Alih-alih adu/verifikasi data dan berunding seperti saran Budiman, baik manajemen PTPN V maupun Kementerian BUMN memilih langkah lain. Ada indikasi kuat pihak PTPN V melakukan tindakan-tindakan tidak layak sebagai perusahaan milik negara (baca: rakyat) seperti mencoba menganulir kepemimpinan AH melalui Rapat Anggota Luar Biasa ilegal yang memilih karyawan PTPN V (yang bukan anggota koperasi) sebagai ketua dan diistimewakan oleh PTPN V; mengkriminalisasi Pengurus Kopsa-M dan 2 orang petani anggota Kopsa-M; karyawan memanen kebun petani dengan dikawal preman (adu domba grass root?); menghalangi RAT Kopsa-M yang memilih kembali AH sebagai ketua; dan berbagai tindakan lainnya.

Indikasi keterlibatan PTPN V makin meyakinkan ketika Gatra juga memuat laporan SETARA ada 10 koperasi lain yang bernasib mirip dengan Kopsa-M. Hanya saja 10 koperasi tersebut belum memiliki data selengkap Kopsa-M.

Dari “gesture” pejabat-pejabat kementerian BUMN, tampaknya mereka mendukung “kebijakan” manajemen PTPN V itu, antara lain terlihat dari tidak adanya upaya serius memediasi pertikaian ini.

Mengapa PTPN V dan (pejabat) Kementerian BUMN memilih langkah-langkah “aneh” di atas?
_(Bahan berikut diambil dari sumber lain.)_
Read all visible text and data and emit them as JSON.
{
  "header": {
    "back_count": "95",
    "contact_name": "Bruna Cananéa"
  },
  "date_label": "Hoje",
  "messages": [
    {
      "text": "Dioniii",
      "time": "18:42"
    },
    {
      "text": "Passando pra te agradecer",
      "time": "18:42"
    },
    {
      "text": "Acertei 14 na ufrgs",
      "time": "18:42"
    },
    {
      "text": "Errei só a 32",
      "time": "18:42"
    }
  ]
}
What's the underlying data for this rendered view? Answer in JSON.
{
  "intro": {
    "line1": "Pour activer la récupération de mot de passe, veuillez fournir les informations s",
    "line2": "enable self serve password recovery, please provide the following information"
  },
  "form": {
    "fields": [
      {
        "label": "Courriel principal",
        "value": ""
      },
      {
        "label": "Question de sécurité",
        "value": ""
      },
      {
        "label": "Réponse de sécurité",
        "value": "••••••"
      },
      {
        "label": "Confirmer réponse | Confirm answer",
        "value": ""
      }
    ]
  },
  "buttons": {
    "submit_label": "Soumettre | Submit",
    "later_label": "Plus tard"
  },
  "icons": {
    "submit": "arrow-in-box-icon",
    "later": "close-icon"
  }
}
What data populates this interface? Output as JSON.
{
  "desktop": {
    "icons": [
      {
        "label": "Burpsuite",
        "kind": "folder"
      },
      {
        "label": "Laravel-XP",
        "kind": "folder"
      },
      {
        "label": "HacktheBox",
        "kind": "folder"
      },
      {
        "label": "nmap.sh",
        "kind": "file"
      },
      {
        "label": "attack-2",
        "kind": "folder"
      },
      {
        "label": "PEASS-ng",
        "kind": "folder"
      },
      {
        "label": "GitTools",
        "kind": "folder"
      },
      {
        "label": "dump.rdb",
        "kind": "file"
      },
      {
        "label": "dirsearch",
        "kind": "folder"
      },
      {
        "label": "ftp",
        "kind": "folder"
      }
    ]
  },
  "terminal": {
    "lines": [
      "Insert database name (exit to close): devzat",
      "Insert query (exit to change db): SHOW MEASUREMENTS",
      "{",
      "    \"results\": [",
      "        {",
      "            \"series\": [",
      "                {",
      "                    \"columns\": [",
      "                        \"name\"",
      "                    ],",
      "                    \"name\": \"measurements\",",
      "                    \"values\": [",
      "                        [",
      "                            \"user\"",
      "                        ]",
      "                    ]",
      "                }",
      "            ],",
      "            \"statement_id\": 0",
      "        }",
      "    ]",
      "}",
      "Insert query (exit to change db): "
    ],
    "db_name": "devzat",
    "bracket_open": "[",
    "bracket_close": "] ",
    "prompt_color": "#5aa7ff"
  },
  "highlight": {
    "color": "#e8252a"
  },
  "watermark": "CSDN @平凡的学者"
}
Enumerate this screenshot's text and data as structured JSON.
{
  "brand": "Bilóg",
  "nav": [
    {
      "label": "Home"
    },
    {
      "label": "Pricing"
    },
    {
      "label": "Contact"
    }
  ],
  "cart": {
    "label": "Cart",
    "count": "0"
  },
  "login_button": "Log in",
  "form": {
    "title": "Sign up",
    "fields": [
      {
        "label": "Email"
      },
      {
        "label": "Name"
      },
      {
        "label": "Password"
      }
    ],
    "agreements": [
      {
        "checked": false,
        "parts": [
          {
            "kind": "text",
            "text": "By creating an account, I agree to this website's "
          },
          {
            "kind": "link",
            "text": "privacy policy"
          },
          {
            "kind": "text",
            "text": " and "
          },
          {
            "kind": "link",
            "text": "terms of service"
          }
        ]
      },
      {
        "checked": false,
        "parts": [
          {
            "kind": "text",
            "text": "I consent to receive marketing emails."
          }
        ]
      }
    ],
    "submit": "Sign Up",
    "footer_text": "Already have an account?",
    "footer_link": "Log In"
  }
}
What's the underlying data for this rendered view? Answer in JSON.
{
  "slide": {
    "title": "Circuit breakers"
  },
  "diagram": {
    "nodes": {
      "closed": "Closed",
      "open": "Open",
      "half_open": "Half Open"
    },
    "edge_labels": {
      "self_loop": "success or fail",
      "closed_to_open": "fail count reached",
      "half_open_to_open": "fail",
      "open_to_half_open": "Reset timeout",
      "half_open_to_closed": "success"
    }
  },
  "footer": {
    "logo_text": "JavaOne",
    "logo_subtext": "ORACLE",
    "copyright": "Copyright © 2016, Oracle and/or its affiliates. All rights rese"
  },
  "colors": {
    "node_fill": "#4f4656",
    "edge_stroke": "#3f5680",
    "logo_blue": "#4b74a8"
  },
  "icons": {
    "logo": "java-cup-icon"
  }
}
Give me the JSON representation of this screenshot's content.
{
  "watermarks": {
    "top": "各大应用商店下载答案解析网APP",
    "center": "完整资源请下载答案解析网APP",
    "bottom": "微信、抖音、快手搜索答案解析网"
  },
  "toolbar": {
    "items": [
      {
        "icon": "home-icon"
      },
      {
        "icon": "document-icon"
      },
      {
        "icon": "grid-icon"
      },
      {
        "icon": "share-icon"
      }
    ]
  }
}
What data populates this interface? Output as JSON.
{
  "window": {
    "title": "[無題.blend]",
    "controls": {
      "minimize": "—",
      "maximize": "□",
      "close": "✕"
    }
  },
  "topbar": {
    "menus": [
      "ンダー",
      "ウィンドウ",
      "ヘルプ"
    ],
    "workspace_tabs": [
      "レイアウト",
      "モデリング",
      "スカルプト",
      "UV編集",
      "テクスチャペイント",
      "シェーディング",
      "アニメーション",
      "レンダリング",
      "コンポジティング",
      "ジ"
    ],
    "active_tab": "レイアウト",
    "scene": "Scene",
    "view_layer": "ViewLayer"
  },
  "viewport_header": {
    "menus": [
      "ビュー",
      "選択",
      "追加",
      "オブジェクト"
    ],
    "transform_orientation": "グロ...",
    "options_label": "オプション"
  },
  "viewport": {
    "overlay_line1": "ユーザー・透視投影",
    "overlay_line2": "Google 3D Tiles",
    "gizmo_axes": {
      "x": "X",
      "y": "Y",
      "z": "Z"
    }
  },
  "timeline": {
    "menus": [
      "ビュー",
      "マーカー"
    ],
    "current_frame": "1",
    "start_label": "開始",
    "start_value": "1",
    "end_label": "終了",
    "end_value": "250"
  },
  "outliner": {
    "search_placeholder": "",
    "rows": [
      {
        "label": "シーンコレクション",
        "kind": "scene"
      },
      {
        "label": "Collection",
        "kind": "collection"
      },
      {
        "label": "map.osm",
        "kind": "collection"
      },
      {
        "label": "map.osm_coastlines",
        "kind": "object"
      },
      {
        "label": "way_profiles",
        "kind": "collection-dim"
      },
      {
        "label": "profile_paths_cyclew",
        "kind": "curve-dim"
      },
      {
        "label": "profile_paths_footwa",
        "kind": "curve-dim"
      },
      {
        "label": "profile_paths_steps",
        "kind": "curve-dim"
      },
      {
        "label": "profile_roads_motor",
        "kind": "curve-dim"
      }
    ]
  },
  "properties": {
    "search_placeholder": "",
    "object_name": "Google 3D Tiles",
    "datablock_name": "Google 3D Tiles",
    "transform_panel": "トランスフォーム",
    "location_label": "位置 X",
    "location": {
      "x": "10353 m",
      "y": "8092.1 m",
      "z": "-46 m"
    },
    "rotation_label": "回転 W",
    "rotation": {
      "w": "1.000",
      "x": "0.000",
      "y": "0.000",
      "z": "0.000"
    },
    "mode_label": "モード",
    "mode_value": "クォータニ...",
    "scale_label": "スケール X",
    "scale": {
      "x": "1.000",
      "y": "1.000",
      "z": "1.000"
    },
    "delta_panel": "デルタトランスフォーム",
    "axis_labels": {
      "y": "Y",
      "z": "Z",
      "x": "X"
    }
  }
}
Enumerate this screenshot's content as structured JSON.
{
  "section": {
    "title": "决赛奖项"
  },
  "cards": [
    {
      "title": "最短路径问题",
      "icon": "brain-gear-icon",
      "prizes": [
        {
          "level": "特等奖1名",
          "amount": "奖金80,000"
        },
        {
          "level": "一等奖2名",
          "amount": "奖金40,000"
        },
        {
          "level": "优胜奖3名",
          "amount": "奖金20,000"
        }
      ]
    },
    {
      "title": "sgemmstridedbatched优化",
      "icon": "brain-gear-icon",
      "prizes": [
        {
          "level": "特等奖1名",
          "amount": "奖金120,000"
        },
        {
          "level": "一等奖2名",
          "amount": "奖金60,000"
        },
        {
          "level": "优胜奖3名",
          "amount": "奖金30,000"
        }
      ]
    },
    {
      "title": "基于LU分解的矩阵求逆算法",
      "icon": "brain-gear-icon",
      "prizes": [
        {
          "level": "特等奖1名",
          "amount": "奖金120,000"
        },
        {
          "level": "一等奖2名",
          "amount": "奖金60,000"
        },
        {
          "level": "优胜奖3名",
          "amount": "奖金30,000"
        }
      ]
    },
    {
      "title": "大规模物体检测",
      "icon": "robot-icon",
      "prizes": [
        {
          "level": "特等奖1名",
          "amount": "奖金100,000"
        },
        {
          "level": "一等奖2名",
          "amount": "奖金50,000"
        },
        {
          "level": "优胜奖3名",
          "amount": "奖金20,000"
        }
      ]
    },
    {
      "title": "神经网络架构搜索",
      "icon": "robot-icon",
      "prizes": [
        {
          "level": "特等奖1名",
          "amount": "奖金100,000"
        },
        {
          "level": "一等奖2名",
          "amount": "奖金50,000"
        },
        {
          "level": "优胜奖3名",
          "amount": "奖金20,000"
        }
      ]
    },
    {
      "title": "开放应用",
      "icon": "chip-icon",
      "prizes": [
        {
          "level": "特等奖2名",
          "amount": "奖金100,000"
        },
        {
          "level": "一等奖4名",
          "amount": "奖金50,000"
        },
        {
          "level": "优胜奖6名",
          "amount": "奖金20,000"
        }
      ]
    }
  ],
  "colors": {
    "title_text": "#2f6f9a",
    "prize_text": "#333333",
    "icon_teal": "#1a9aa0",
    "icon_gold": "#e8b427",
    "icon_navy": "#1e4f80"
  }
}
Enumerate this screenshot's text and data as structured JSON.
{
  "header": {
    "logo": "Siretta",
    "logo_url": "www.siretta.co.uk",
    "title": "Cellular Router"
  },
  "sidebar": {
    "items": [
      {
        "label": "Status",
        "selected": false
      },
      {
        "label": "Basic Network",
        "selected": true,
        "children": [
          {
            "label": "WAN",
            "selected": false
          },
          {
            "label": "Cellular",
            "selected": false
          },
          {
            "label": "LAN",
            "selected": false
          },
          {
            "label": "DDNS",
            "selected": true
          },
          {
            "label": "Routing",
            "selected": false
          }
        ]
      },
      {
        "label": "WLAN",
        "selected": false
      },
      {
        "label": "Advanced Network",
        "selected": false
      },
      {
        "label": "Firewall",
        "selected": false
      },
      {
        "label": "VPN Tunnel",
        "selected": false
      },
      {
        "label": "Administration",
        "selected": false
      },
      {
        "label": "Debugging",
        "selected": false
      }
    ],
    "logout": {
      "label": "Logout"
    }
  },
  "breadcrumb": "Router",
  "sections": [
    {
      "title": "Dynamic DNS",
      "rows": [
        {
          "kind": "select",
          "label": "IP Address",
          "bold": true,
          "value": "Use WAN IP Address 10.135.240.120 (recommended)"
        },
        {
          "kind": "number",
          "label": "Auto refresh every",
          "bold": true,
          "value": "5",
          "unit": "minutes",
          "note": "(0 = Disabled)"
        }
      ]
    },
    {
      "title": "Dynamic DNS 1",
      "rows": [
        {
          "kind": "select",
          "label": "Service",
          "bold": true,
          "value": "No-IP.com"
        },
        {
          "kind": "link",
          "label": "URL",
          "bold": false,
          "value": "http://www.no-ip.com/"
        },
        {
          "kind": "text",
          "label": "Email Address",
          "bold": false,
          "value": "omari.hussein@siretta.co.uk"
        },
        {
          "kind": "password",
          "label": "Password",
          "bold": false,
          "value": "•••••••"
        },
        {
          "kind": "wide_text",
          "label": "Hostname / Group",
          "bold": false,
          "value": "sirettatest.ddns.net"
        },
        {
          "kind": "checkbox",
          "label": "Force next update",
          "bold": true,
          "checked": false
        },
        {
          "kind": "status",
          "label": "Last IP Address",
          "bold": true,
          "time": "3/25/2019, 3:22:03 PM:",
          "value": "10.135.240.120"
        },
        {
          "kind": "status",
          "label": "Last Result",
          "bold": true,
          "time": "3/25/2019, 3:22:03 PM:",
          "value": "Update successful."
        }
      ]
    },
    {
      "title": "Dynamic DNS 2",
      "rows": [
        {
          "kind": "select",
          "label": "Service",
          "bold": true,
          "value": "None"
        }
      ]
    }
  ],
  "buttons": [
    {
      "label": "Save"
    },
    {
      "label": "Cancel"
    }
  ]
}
Kuat dugaan bahwa langkah-langkah itu aman dan mudah bagi aktor-aktor yang terlibat, kecuali petani. Bila pengurus Kopsa-M mau menanda-tangani surat pengakuan hutang, maka manajemen PTPN V berhak menyita seluruh lahan petani, maka aset PTPN V bertambah sebagai penutup kerugian, dan para penjahat — baik dalam PTPN, maupun di Kopsa-M dan pihak lain yang terlibat — pun aman. Petani dan koperasinya? Mereka memutar roda kehidupan baru yang mungkin sama memilukan.

Jika dugaan skenario di atas benar, sejatinya PTPN V dan kementerian BUMN tak ubahnya seperti Neo-VOC, karena tidak ada bedanya dengan VOC di era Hindia Belanda dulu. (***)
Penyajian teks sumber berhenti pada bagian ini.